19 November 2019
In other words, the US government is ramping up debt but the corporate sector, at least those parts selling consumer content and luxury goods, is doing just fine. Guess where Bernie Sanders or Elisabeth Warren will be looking for funds if one of them makes it to the White House. Overall, the staggering debt pile is the most worrying bit. If it wasn’t for quantitative easing, there would most likely be less enthusiasm for bonds and equities. From 2016 until today, the US debt balance has grown from around USD 300 billion to USD 1,000 billion. You have to go back all the way to 2008 and 2009 to see such a steep budget deficit. In those days, the Great Financial Crisis was at the origin of the huge deficit, today it’s President Trump.
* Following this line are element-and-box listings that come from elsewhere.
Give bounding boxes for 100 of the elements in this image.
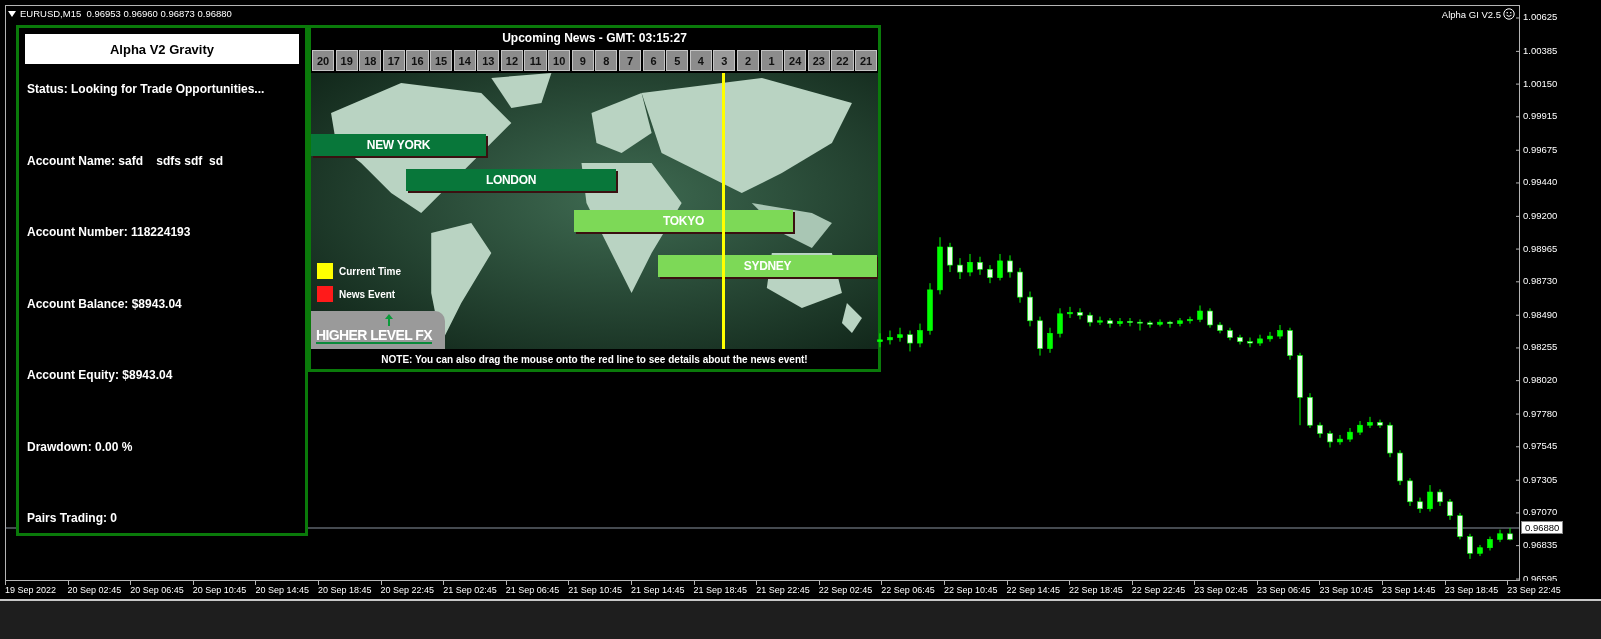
hour-box: 10: [548, 50, 571, 71]
candlestick: [1257, 334, 1263, 347]
candlestick: [967, 253, 973, 277]
hour-box: 17: [382, 50, 405, 71]
time-tick: 21 Sep 14:45: [630, 585, 685, 595]
time-tick: 20 Sep 06:45: [130, 585, 184, 595]
hour-box: 2: [736, 50, 760, 71]
time-tick: 21 Sep 18:45: [693, 585, 748, 595]
session-bar: SYDNEY: [658, 255, 877, 277]
candlestick: [957, 257, 963, 280]
candlestick: [987, 264, 993, 284]
candlestick: [1207, 307, 1213, 329]
hour-box: 3: [713, 50, 736, 71]
candlestick: [1317, 421, 1323, 439]
candlestick: [1117, 317, 1123, 327]
candlestick: [997, 253, 1003, 281]
panel-title: Alpha V2 Gravity: [25, 34, 299, 64]
time-tick: 23 Sep 14:45: [1382, 585, 1436, 595]
time-tick: 20 Sep 18:45: [317, 585, 372, 595]
hour-box: 8: [595, 50, 618, 71]
time-tick: 21 Sep 02:45: [443, 585, 497, 595]
price-tick: 0.98490: [1523, 308, 1558, 320]
time-tick: 20 Sep 22:45: [380, 585, 435, 595]
hour-box: 22: [831, 50, 854, 71]
candlestick: [1467, 533, 1473, 560]
info-line: Account Number: 118224193: [27, 225, 192, 239]
info-line: Drawdown: 0.00 %: [27, 439, 134, 454]
info-line: Account Name: safd sdfs sdf sd: [27, 153, 225, 168]
candlestick: [1027, 291, 1033, 327]
legend-label: Current Time: [339, 265, 402, 277]
smiley-icon: [1503, 8, 1515, 20]
price-tick: 0.97070: [1523, 506, 1558, 518]
hour-box: 4: [689, 50, 712, 71]
price-tick: 0.99440: [1523, 176, 1558, 188]
price-tick: 0.97305: [1523, 473, 1558, 485]
candlestick: [887, 330, 893, 345]
candlestick: [1427, 484, 1433, 513]
news-title: Upcoming News - GMT: 03:15:27: [501, 30, 688, 47]
arrow-icon: [385, 314, 393, 326]
hour-box: 13: [477, 50, 500, 71]
dropdown-icon[interactable]: [8, 10, 16, 17]
time-tick: 20 Sep 02:45: [67, 585, 122, 595]
price-tick: 0.98255: [1523, 341, 1558, 353]
hour-box: 20: [312, 50, 335, 71]
hour-box: 16: [406, 50, 429, 71]
price-tick: 0.98965: [1523, 242, 1558, 254]
candlestick: [1447, 498, 1453, 521]
candlestick: [1277, 324, 1283, 340]
note-text: NOTE: You can also drag the mouse onto the red line to see details about the news event!: [380, 352, 809, 367]
session-bar: NEW YORK: [311, 134, 486, 156]
candlestick: [977, 256, 983, 276]
candlestick: [1167, 320, 1173, 329]
candlestick: [877, 332, 883, 348]
candlestick: [1057, 307, 1063, 338]
candlestick: [1067, 306, 1073, 319]
info-line: Account Equity: $8943.04: [27, 368, 174, 382]
price-tick: 0.99675: [1523, 143, 1558, 155]
candlestick: [1137, 318, 1143, 332]
candlestick: [1457, 512, 1463, 540]
price-tick: 0.96835: [1523, 539, 1558, 551]
current-price-tag: 0.96880: [1521, 521, 1564, 534]
price-tick: 1.00150: [1523, 77, 1558, 89]
time-tick: 23 Sep 18:45: [1444, 585, 1499, 595]
info-line: Account Balance: $8943.04: [27, 296, 183, 311]
hour-box: 19: [335, 50, 358, 71]
candlestick: [1157, 318, 1163, 327]
candlestick: [1367, 416, 1373, 429]
time-tick: 23 Sep 02:45: [1194, 585, 1248, 595]
hour-box: 24: [784, 50, 807, 71]
time-tick: 20 Sep 10:45: [192, 585, 247, 595]
time-tick: 22 Sep 14:45: [1006, 585, 1061, 595]
hour-box: 18: [359, 50, 382, 71]
time-tick: 22 Sep 06:45: [881, 585, 935, 595]
candlestick: [1127, 317, 1133, 327]
candlestick: [1147, 320, 1153, 329]
price-tick: 0.99915: [1523, 110, 1558, 122]
hour-box: 7: [618, 50, 642, 71]
price-tick: 0.96595: [1523, 572, 1558, 581]
candlestick: [1407, 477, 1413, 507]
candlestick: [1177, 317, 1183, 327]
candlestick: [1007, 254, 1013, 279]
candlestick: [1337, 434, 1343, 446]
time-tick: 22 Sep 22:45: [1131, 585, 1186, 595]
hour-box: 23: [807, 50, 830, 71]
candlestick: [1047, 327, 1053, 354]
hour-box: 9: [571, 50, 594, 71]
time-tick: 23 Sep 10:45: [1319, 585, 1374, 595]
candlestick: [1377, 419, 1383, 429]
hour-box: 14: [453, 50, 476, 71]
time-tick: 23 Sep 22:45: [1507, 585, 1561, 595]
time-tick: 22 Sep 10:45: [943, 585, 998, 595]
candlestick: [1267, 331, 1273, 343]
candlestick: [1097, 316, 1103, 326]
time-tick: 19 Sep 2022: [5, 585, 57, 595]
price-tick: 0.98730: [1523, 275, 1558, 287]
candlestick: [907, 330, 913, 352]
info-line: Pairs Trading: 0: [27, 511, 119, 525]
candlestick: [1107, 317, 1113, 329]
price-tick: 0.98020: [1523, 374, 1558, 386]
price-tick: 1.00625: [1523, 11, 1558, 23]
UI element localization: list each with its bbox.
How much leeway is there for infrastructure works unless higher taxes are applied elsewhere? And if Trump gets re-elected, what margin is there left for additional fiscal largesse? Right now, such worries seem to be far away. There is a sense of optimism that in the short term economic momentum can and will rebound. And when you compare the PMI new orders component to the inventory ratio, most likely PMIs have room to move higher in the next few months. Hence, market fear has decreased, and with it the appetite for gold which, by the way, has seen the biggest weekly outflow since December 2016. In the past three weeks, flows have also been returning to equity. There is much more potential if huge past bond inflows revert and go into equity.
Optimism is growing, but has not hit maximum, let alone exuberance. Before you know it, Disney’s market cap could trump the entire market of, say, a country like Belgium. There’s only 20% to go for Disney. Call it the power of the mouse.